I read mostly fiction.  I believe–and tell my students–that fiction can often be more true than fact in the ways that it can teach us about life.  What I’ve come to learn, though, is that it’s not necessarily fiction per se, but narrative.  Story.  We are doing a coming-of-age literature unit and my biggest hope is that my students, just beginning some of the uphill climbs of growing up, can find hope in the ways that the protagonists they are reading get through their struggles.  I want them to see that in studying the classic story mountain structure, that there are hills and valleys that are sometimes hard to make sense of or see their way out of, but that resolution comes.  Often, it is not what was originally sought after, but there is a knowledge and a wisdom that appears after making it through.

Everything seems to be aligning, though, because recently I’ve come across two nonfiction resources that have discussed this same phenomena: that understanding narrative can help people emotionally process through life better.

The first came from the New York Times a few months ago in an article called The Family Stories that Bind Us by Bruce Feiler.  In summary, he discusses the idea that the best thing that a parent can do for a child is to develop a strong family narrative.  He says when child feels that he or she is a part of something greater, the child will be more resilient in challenges, feel safer, and even happier.  The most interesting part, though, was that when they studied children who knew their family narrative, there was a delineation among them that produced a stronger child, still.  The three major narratives were “We worked hard to get all that we have, and we made it” “we had it all and lost it, and we made it” and the third created the most emotionally healthy children: “we’ve had some ups and some downs, and we made it.”
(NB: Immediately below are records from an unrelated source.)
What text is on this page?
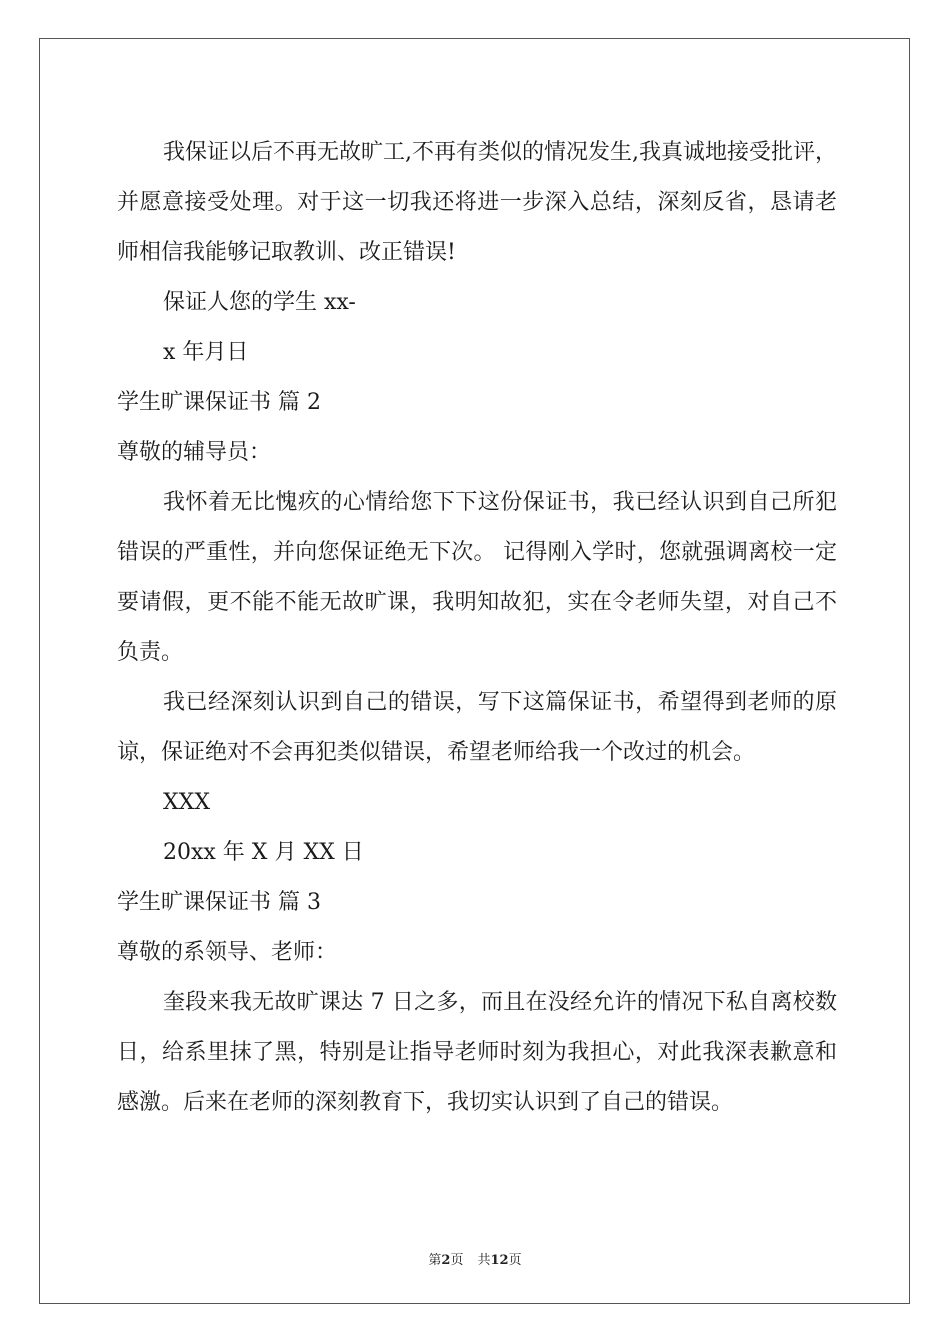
我保证以后不再无故旷工,不再有类似的情况发生,我真诚地接受批评，并愿意接受处理。对于这一切我还将进一步深入总结，深刻反省，恳请老师相信我能够记取教训、改正错误!
保证人您的学生 xx-
x 年月日
学生旷课保证书 篇 2
尊敬的辅导员：
我怀着无比愧疚的心情给您下下这份保证书，我已经认识到自己所犯错误的严重性，并向您保证绝无下次。 记得刚入学时，您就强调离校一定要请假，更不能不能无故旷课，我明知故犯，实在令老师失望，对自己不负责。
我已经深刻认识到自己的错误，写下这篇保证书，希望得到老师的原谅，保证绝对不会再犯类似错误，希望老师给我一个改过的机会。
XXX
20xx 年 X 月 XX 日
学生旷课保证书 篇 3
尊敬的系领导、老师：
奎段来我无故旷课达 7 日之多，而且在没经允许的情况下私自离校数日，给系里抹了黑，特别是让指导老师时刻为我担心，对此我深表歉意和感激。后来在老师的深刻教育下，我切实认识到了自己的错误。
第2页 共12页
The second comes from Brene Brown, a writer and researcher whose work has been really influential for me since I first saw her Ted Talks in the fall and recently began reading The Gifts of Imperfection with a good friend of mine (one of my few non fiction books this year).  Obviously, she speaks about our state as imperfect humans, and the fact that despite we know that about ourselves, we often live in ways that demonstrate the opposite.  One of the core tenets of her research has been “when we can let go of what other people think and own our story, we gain access to our worthiness–the feeling that we are enough just as we are and that we are worthy of love and belonging.” Own our story.  This is a life changing sentence, that brings me back to the idea that the greater understanding we have of the “mountain of action” structure of life–knowing their will be new starts, rising action, climax, falling action and resolution–the healthier we become.

On that note, I’m looking forward to making my summer reading list, which I’ll be posting about soon.